Allison Scheff, food & dining editor, Seattle Magazine
The best dining neighborhood is Capitol Hill. There's hardly a question. You could spend a weekend eating around and still not hit every good place. There's coffee at Joe Bar and the Sidewalk Vivace, then Volunteer Park Cafe for the maple-fig scone or Ines for amazing croissants or Wandering Goose for biscuits with fried oysters or Cafe Presse for a perfect omelet and that room's perfect vibe. Then lunch at Taylor Shellfish or Sitka before getting cocktails at Canon or Sun Liquor or Liberty. Dinner at Mamnoon or Quinn's or Poppy or Single Shot or Spinasse. Even a clueless person has a very good chance of happening onto a great meal on Capitol Hill right now.
Jonathan Zwickel, senior editor, City Arts
Capitol Hill. Still the most diverse, walkable array of restaurants, bars, and price points.
I'd say Capitol Hill, but the parking has gone from horrible to nightmarish. Fremont might not have the huge number of openings, but there's loads of quality options including newbies like Pomerol, Bourbon & Bones, Tray Kitchen, and Red Star Taco Bar. Parking's not great, but still better than Capitol Hill. OK, I'll shut my trap and Uber up to Suika, Bannister, Lark, and Stateside, a few of the new places I'm excited to try on the Hill.
Jameson Fink, wine blogger, Wine Without Worry podcast host
Surly Gourmand, "world's greatest food writer"
The best dining neighborhood continues to be Capitol Hill. Despite the fact that the Hill is rapidly becoming choked with an influx of emigrant douchebros, the neighborhood is still bursting with brilliant dining rooms such as Spinasse, Restaurant Zoe, and Lark. People keep talking about Ballard being a great place to eat, but the chatter sounds like a deflating gas bag to my ears because I hate Ballard.

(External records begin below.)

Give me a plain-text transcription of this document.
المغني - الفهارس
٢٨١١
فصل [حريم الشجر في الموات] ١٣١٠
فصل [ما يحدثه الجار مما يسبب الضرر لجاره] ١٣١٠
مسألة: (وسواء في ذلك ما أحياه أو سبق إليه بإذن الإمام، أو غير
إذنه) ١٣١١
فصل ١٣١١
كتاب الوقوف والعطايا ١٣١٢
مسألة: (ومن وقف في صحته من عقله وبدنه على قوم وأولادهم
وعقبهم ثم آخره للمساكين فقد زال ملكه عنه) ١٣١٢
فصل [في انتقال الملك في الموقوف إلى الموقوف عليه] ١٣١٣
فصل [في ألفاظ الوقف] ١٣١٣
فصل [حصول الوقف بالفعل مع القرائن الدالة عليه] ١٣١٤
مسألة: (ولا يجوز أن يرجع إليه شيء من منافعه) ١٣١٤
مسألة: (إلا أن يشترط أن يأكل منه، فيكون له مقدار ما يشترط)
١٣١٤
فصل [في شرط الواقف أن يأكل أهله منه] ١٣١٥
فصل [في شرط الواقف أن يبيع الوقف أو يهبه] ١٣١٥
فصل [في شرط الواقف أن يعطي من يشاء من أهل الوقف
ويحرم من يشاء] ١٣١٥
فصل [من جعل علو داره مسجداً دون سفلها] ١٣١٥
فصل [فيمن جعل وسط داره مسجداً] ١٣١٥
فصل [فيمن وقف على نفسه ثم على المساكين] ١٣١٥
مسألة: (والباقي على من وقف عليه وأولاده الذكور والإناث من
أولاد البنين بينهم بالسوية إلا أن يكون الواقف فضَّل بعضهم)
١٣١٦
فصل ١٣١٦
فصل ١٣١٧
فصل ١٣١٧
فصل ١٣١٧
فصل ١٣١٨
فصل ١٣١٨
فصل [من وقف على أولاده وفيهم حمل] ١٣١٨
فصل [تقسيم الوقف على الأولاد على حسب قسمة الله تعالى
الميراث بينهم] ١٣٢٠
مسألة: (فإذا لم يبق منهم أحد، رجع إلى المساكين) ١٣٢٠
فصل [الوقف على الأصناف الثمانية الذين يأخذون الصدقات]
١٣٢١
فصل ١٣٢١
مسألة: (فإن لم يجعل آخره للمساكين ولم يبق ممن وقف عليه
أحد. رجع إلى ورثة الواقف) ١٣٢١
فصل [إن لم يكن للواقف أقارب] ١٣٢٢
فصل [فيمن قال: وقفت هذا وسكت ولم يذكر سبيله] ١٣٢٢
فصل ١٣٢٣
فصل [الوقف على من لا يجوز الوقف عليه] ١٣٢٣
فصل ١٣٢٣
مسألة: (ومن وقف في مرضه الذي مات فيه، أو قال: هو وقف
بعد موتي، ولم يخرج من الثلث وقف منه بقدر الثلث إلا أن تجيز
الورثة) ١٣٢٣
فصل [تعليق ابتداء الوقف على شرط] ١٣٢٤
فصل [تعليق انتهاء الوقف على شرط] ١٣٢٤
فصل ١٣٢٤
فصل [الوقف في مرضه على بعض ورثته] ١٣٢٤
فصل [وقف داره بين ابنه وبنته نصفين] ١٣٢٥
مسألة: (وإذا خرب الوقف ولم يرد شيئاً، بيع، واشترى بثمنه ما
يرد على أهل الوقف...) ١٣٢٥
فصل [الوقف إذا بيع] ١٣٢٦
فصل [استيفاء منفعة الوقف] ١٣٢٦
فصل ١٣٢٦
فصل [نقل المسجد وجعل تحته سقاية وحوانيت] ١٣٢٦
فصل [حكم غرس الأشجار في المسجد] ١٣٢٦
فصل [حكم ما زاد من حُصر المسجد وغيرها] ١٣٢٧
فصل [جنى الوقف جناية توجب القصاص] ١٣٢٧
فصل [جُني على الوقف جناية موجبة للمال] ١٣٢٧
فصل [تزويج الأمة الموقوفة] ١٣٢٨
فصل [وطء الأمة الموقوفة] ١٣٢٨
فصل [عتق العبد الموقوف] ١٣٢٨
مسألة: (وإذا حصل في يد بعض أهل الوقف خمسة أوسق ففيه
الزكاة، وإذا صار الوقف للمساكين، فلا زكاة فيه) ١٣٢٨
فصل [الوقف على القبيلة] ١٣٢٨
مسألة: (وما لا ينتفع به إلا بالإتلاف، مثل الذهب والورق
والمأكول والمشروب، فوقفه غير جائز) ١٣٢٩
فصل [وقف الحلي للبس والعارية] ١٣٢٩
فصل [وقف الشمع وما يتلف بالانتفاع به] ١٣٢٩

Allecia Vermillion, food & drink editor, Seattle Met
Pike/Pine apparently does not stop.
Bethany Jean Clement, food writer, The Seattle Times
Clearly, the microhood now known as Summitview is Seattle's burning-hottest fraction of zip code, with Cafe Barjot and Single Shot both arriving on the tree-lined, walkable-if-not-parkable scene... JK, everyone knows you have to have three new places to give a neighborhood a made-up name and start saying stupid stuff about it. But, sorry, Capitol Hill wins by sheer volume, with 117 new places including Barjot, Single Shot, Stateside, Spaghetti Western, Trove, Zhu Dang, Suika, Kaisho, Restaurant Marron, Mezcaleria Oaxaca, Nacho Borracho, Revolver Bar, Villa Escondida, Manao, Kanak Cuisine of India, Thudsuan Kitchen & Bar, Somsiri, Corretto, and Shibumi. And I'm sure I'm forgetting some, and Nue opens very soon. The thing that's difficult to believe is how many of these places are great or promise to be great. Please send more stomach.
ADDENDA, with the help of jseattle at Capitol Hill Seattle Blog (thanks!): the new Lark (of course), the ginormous Starbucks Reserve® Roastery and Tasting Room with a Serious Pie lodged inside, the new Comet and Canterbury (sigh,) Nuflours, 500 East, and Inès Pâtisserie. Good lord.
Nancy Leson, food writer, KPLU food commentator
If you love Asian food as much as I do, come to my neighborhood: Edmonds. Stop laughing—and get in the car! At T&T Seafood Restaurant, a dedicated dim sum-kitchen staff keeps carts filled daily at lunch and fills my craving for Cantonese cookery at dinner. In the same complex, past BCD Tofu House (and only a couple blocks from my other soondubu standby, Hosoonyi) look for Looking for Chai (yes, there’s tea, but the lengthy Taiwanese menu is why I’m here). Or head north—half a block—to the strip mall where Biang! (their exclamation point) draws even the cool kids from Seattle, who come for the handmade "biangbiang" noodles famous in China’s northern Shaanxi province. And it’s a rare week when you won’t find me slurping dumpling noodle soup at Biang’s neighbor, Wonton Noodle House, or down the block at the Edmonds branch of the Viet soupery Pho Bac, for my favorite fast-food fix.